While I generally recommend that you sign and notarise your disk image, it’s not an absolute requirement [1].

Share and Enjoy

Quinn “The Eskimo!” @ Developer Technical Support @ Apple
let myEmail = "eskimo" + "1" + "@" + "apple.com"

[1] Exception on some very early releases of… bah… I can’t remember, perhaps 10.15.

Replies

If you mount the image by passing it to open, does that work?

% open /path/to/my/dmg.dmg

Share and Enjoy

Quinn “The Eskimo!” @ Developer Technical Support @ Apple
let myEmail = "eskimo" + "1" + "@" + "apple.com"

There are two main methods. Does the following solves your problem?

https://codermite.com/t/executing-shell-commands-like-open-hdiutil-xattr-from-a-swift-application-for-dmg-management-and-notarisation/

Quinn -

Yes, using "open" works:) However we're actually mounting the dmg from within our app, and doing an "hdiutil attach -nobrowse -noautoopen" to keep it off the Desktop. From there we copy the app inside using NSFileManager. Basically, we're trying not to bother our users about it:) So sticking with hdiutil is important.

Paradigm777 -

Wow, that's crazy that someone asked practically the same (very esoteric!) question on Codermite just a few hours after I posted it here. I haven't tried manually setting the Quarantine flag as suggested in that post. It looks like using xattr to do this is a bit tricky, however I think I'll give it a try just to see what happens. But question back to Quinn: How "safe" would it be to manually set the Qurantine flag, in an attempt to trigger Gatekeeper's "ticket ingestion"?

Without going into too many gory details, the reason I'm looking into this is that our systems currently do a two-pass Notarization: App first, build the dmg, then Notarize the dmg. It'd be nice if we could skip the first Notarization step and just stick with Notarizing the dmg. But we could certainly just stick with a two-pass Notarization system and call it a day:)

Unfortunately I can't seem to use xattr -w com.apple.quarantine "..." /Volumes/path/to/my/mounted/dmg/myapp.app to trigger Gatekeeper. Xattr doesn't like that our DMG's are all re-only.
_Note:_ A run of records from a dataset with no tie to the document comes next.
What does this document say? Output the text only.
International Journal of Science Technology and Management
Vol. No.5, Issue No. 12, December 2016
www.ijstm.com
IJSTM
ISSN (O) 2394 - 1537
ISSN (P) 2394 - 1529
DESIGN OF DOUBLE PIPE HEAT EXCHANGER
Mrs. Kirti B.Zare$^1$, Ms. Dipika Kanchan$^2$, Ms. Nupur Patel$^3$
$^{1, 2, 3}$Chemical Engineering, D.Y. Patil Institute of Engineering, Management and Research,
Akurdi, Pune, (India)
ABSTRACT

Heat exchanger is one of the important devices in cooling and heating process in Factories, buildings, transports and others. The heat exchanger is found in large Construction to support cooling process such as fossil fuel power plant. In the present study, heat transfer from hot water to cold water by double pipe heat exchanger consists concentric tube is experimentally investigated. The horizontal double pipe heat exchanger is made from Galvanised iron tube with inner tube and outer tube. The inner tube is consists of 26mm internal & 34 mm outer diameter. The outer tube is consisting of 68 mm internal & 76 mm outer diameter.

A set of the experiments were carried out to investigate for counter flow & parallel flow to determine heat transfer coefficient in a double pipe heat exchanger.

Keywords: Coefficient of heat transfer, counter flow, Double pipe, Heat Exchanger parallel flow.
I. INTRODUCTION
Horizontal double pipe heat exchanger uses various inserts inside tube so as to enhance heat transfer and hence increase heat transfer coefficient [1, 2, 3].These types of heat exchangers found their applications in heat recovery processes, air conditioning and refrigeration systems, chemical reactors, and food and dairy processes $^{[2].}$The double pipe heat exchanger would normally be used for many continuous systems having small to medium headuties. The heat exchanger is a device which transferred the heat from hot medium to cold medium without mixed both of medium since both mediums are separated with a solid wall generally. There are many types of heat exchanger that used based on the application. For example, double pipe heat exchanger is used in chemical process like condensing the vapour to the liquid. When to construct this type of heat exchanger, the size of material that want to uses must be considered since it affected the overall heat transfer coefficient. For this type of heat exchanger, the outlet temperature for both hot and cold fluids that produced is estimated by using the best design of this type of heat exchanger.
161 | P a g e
Sigh.

I think I may need to stick with hdiutil and just continue with our existing two-pass Notarizing system.

Yes, using "open" works

Yeah, that’s what I thought.

For Gatekeeper to ingest your ticket it must evaluate your product. When you run open, it opens the disk image using NSWorkspace which does a basic Gatekeeper check on it, which triggers that ingestion. This doesn’t happen when you mount it with hdiutil.
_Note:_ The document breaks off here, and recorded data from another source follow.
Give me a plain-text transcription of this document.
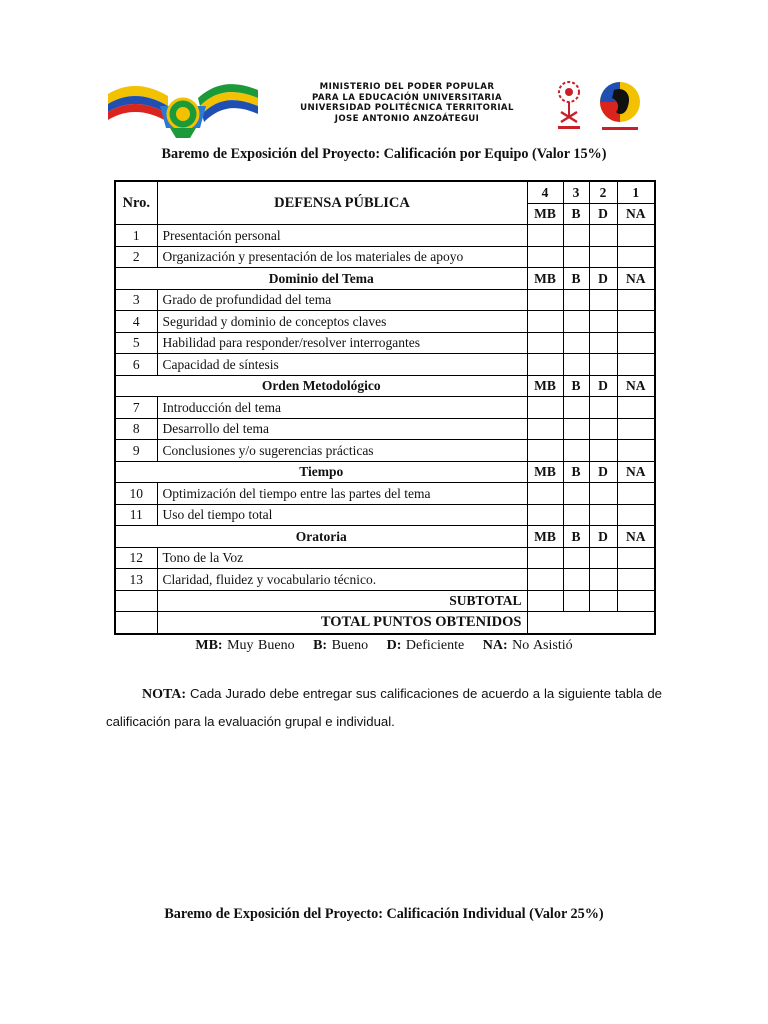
MINISTERIO DEL PODER POPULAR
PARA LA EDUCACIÓN UNIVERSITARIA
UNIVERSIDAD POLITÉCNICA TERRITORIAL
JOSE ANTONIO ANZOÁTEGUI
Baremo de Exposición del Proyecto: Calificación por Equipo (Valor 15%)
Nro.	DEFENSA PÚBLICA	4	3	2	1
		MB	B	D	NA
1	Presentación personal				
2	Organización y presentación de los materiales de apoyo				
Dominio del Tema		MB	B	D	NA
3	Grado de profundidad del tema				
4	Seguridad y dominio de conceptos claves				
5	Habilidad para responder/resolver interrogantes				
6	Capacidad de síntesis				
Orden Metodológico		MB	B	D	NA
7	Introducción del tema				
8	Desarrollo del tema				
9	Conclusiones y/o sugerencias prácticas				
Tiempo		MB	B	D	NA
10	Optimización del tiempo entre las partes del tema				
11	Uso del tiempo total				
Oratoria		MB	B	D	NA
12	Tono de la Voz				
13	Claridad, fluidez y vocabulario técnico.				
	SUBTOTAL				
	TOTAL PUNTOS OBTENIDOS				
MB: Muy Bueno B: Bueno D: Deficiente NA: No Asistió
NOTA: Cada Jurado debe entregar sus calificaciones de acuerdo a la siguiente tabla de calificación para la evaluación grupal e individual.
Baremo de Exposición del Proyecto: Calificación Individual (Valor 25%)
From there we copy the app inside using NSFileManager.

If it’s an app you could avoid this problem by:

  1. Siging your app.

  2. Notarising your app.

  3. Stapling to your app.

  4. Wrapping it in a disk image.

  5. Signing, notarising, and stapling your disk image, or not, as you see fit.

When the user runs your app for the first time, Gatekeeper which ingest the stapled ticket from there.

While I generally recommend that you sign and notarise your disk image, it’s not an absolute requirement [1].

Share and Enjoy

Quinn “The Eskimo!” @ Developer Technical Support @ Apple
let myEmail = "eskimo" + "1" + "@" + "apple.com"

[1] Exception on some very early releases of… bah… I can’t remember, perhaps 10.15.

If it’s an app you could avoid this problem by:

  1. Siging your app.
  2. Notarising your app.
  3. Stapling to your app.
  4. Wrapping it in a disk image.
  5. Signing, notarising, and stapling your disk image, or not, as you see fit.

Yup, that's exactly what we do. We'll just keep on doing that. Thanks Quinn.